Reference to blogs, tweets, discussions, etc that caught my attention during the last week.

Data Modeling

Data Modeling and NoSQL? Data Modeling gets more and more important in the “schema-less” world because a suitable data model ensures data quality, performance, and other characteristics. The slides “Data Modeling deep dive” by MongoDB Inc. illustrate four MongoDB use cases.
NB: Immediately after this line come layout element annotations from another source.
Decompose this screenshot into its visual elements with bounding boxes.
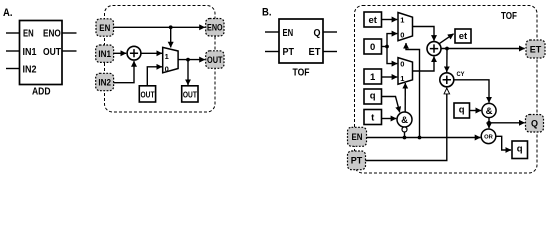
- junction EN/AND1: [403, 136, 407, 140]
- store box q bottom: [512, 141, 528, 159]
- mux1: [398, 13, 413, 41]
- OR circle: [481, 129, 496, 144]
- svg-text:PT: PT: [351, 156, 363, 167]
- svg-text:&: &: [486, 106, 493, 117]
- wire mux1 out to adder1 top: [413, 27, 435, 41]
- svg-text:ET: ET: [530, 44, 542, 55]
- wire AND1 out up to mux2 select: [404, 83, 406, 112]
- wire 0 down to mux2 input 0: [387, 47, 397, 64]
- wire q to AND2: [470, 110, 482, 112]
- dashed container box B: [355, 6, 538, 174]
- store box et right: [455, 29, 471, 43]
- wire t to AND1: [382, 118, 397, 120]
- wire stub OUT: [62, 50, 77, 52]
- wire IN2 to adder: [114, 61, 134, 83]
- svg-text:0: 0: [370, 42, 375, 53]
- node EN (input box B): [348, 127, 367, 146]
- svg-text:IN2: IN2: [98, 78, 111, 89]
- wire stub IN2: [6, 68, 20, 70]
- wire et to mux1 input 1: [382, 19, 398, 21]
- svg-text:Q: Q: [531, 119, 538, 130]
- svg-text:OR: OR: [484, 135, 494, 141]
- wire AND2 out down to OR: [488, 118, 490, 129]
- var box t left: [364, 110, 382, 125]
- svg-text:0: 0: [400, 31, 404, 40]
- dashed container box A: [105, 6, 216, 113]
- svg-text:&: &: [401, 115, 408, 126]
- node PT (input box B): [348, 151, 366, 170]
- svg-text:ET: ET: [309, 47, 321, 58]
- svg-text:CY: CY: [457, 72, 465, 78]
- junction EN/mux1 select: [418, 136, 422, 140]
- wire stub EN: [6, 32, 20, 34]
- svg-text:q: q: [517, 144, 523, 155]
- svg-text:PT: PT: [283, 47, 295, 58]
- adder2 circle: [440, 73, 454, 87]
- wire select to mux A: [170, 27, 172, 47]
- svg-text:B.: B.: [262, 7, 272, 19]
- wire q to AND1: [382, 97, 400, 113]
- node Q (output box): [526, 115, 544, 133]
- const box 0: [364, 39, 382, 54]
- svg-text:0: 0: [400, 60, 404, 69]
- svg-text:OUT: OUT: [183, 90, 197, 99]
- wire 0 to junction: [382, 46, 388, 48]
- node ENO (output box): [206, 19, 224, 37]
- mux2: [398, 58, 413, 85]
- var box q middle: [454, 103, 470, 118]
- wire stub ENO: [62, 32, 77, 34]
- AND1 inversion bubble: [402, 127, 407, 132]
- svg-text:IN1: IN1: [98, 49, 111, 60]
- svg-text:ENO: ENO: [207, 23, 223, 34]
- junction on mux out wire: [186, 58, 190, 62]
- wire stub ET: [323, 51, 337, 53]
- wire adder to mux 1 input: [141, 52, 162, 54]
- wire adder2 out to AND2 top: [454, 80, 489, 103]
- mux A: [163, 47, 178, 73]
- wire stub IN1: [6, 50, 20, 52]
- svg-text:IN2: IN2: [23, 64, 37, 75]
- svg-text:1: 1: [400, 15, 404, 24]
- svg-text:OUT: OUT: [207, 55, 223, 66]
- svg-text:EN: EN: [352, 132, 363, 143]
- svg-text:ENO: ENO: [43, 29, 61, 40]
- svg-text:et: et: [368, 15, 377, 26]
- node IN2 (input box): [96, 73, 114, 90]
- svg-text:TOF: TOF: [501, 11, 517, 22]
- wire junction down to adder2: [446, 49, 448, 73]
- svg-text:1: 1: [165, 52, 169, 61]
- node IN1 (input box): [96, 45, 114, 62]
- wire stub Q: [323, 31, 337, 33]
- svg-text:Q: Q: [314, 28, 321, 39]
- svg-text:1: 1: [400, 74, 404, 83]
- storage box OUT right: [182, 86, 198, 102]
- wire stub EN: [265, 31, 279, 33]
- node OUT (output box): [206, 51, 224, 69]
- junction of 0 wire: [385, 45, 389, 49]
- svg-text:0: 0: [165, 65, 169, 74]
- wire bubble down to EN wire: [404, 132, 406, 138]
- wire node to Q: [489, 122, 525, 124]
- wire 1 to mux2 input 1: [382, 76, 398, 78]
- svg-text:IN1: IN1: [23, 47, 37, 58]
- AND1 circle: [397, 112, 412, 127]
- svg-text:EN: EN: [23, 29, 34, 40]
- node EN (input box): [96, 19, 114, 36]
- svg-text:1: 1: [370, 72, 376, 83]
- junction on EN wire: [169, 25, 173, 29]
- wire EN long to OR: [367, 137, 481, 139]
- wire adder1 out to ET: [441, 48, 525, 50]
- wire stub PT: [265, 51, 279, 53]
- svg-text:et: et: [459, 31, 468, 42]
- wire mux A output to OUT: [178, 59, 205, 61]
- svg-text:TOF: TOF: [293, 67, 310, 78]
- wire down to OUT store: [187, 60, 189, 85]
- svg-text:ADD: ADD: [32, 87, 51, 98]
- const box 1: [364, 69, 382, 84]
- TOF block outer rect: [279, 19, 323, 63]
- adder circle A: [127, 46, 141, 60]
- var box q left: [364, 89, 382, 104]
- var box et left: [364, 12, 382, 27]
- svg-text:A.: A.: [3, 7, 13, 19]
- ADD block outer rect: [20, 21, 63, 85]
- svg-text:EN: EN: [99, 23, 110, 34]
- wire OUT old value to mux 0 input: [147, 67, 162, 86]
- svg-text:q: q: [459, 105, 465, 116]
- wire EN up to mux1 select: [406, 43, 420, 138]
- wire OR out to q store: [496, 136, 511, 150]
- junction AND2/OR node: [487, 121, 491, 125]
- svg-text:EN: EN: [283, 28, 294, 39]
- svg-text:OUT: OUT: [43, 47, 61, 58]
- junction adder1 out: [445, 47, 449, 51]
- node ET (output box): [526, 40, 545, 58]
- AND2 circle: [482, 103, 496, 117]
- adder1 circle: [427, 42, 441, 56]
- wire IN1 to adder: [114, 52, 127, 54]
- wire 0 up to mux1 input 0: [387, 34, 397, 47]
- wire PT to adder2 bottom (open arrow): [366, 88, 447, 161]
- svg-text:OUT: OUT: [141, 90, 155, 99]
- wire diagonal adder1 to et store: [439, 34, 454, 44]
- wire EN to ENO: [114, 26, 205, 28]
- storage box OUT left: [139, 86, 155, 102]
- wire mux2 out to adder1 bottom: [413, 56, 435, 71]
- svg-text:q: q: [370, 91, 376, 102]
Driving Keys and relationship history, one or more tables?” by Roelant Vos shows two alternatives how to implement a driving key relationship defined in a Data Vault Link table. A detailed example is used to show the approaches with one Satellite or two (more) satellites.

Data Architecture

Cache is the new RAM” by Carlos Bueno deals with several tech cycles in the past that were hyped to solve almost any problem, e.g. sharding, NoSQL, MapReduce, etc. And what about 2014 and 2016? In-Memory/RAM again? Very worthwhile and entertaining to read with some tongue-in-cheek messages.

Data Storage

Apache Hadoop 2.6.0 has been released as 4th major release for 2014 with nearly 900 Jira issues solved. The announcement from A. Murthy contains some of the changes with major topics like

  • heterogeneous storage tiers + archival storage
  • security features (e.g. transparent data at rest encryption (beta))
  • support for long-running services in YARN
  • rolling upgrades

See also Hortonworks blog, Cloudera blog or MapR blog for more details.

There is and will be a lot of change around program execution in the Hadoop stack, e.g. Tez, Spark, etc. But what about HDFS data storage? Changes like Parquet, ORCfile were rather small. Curt Monash argues that a more fundamental change in the data storage would make sense: “Hadoop’s next refactoring?” to address issues like caching and especially in-memory inter-program data exchange.

Instance caging was introduced in Oracle 11gR2 as a means to limit the available CPU resources. OS Processor Group integration goes a step further and allows to link an instance to a named subset of available CPUs. See Nikolay Manchev’s blog “Processor group integration in Oracle Database 12c” for a detailled description.

Data Tools

Storm and Spark are described as Real Time Streaming engines in the article Storm or Spark? Choose your Real-Time weapon by Andrew C. Oliver. There is no best approach but criteria like embedding the Real Time engine into an existing stack or as a stand-alone solution, multi-language support and others have to be considered.

Data Visualization

The infographic “The Internet is a zoo: The ideal length of everything online” by Mark Uzunian shows statistics about character counts, header length, etc to get most attraction focusing on quantitative criteria (e.g. slides: 6min – 61 slides, blogs: 1500 words, headers: 6 words).

Data Divers

Download a free reportWhen Hardware Meets Software: How the Internet of Things Transforms Design and Manufacturing” published by O’Reilly.

Oracle 12c Parallel execution white paper.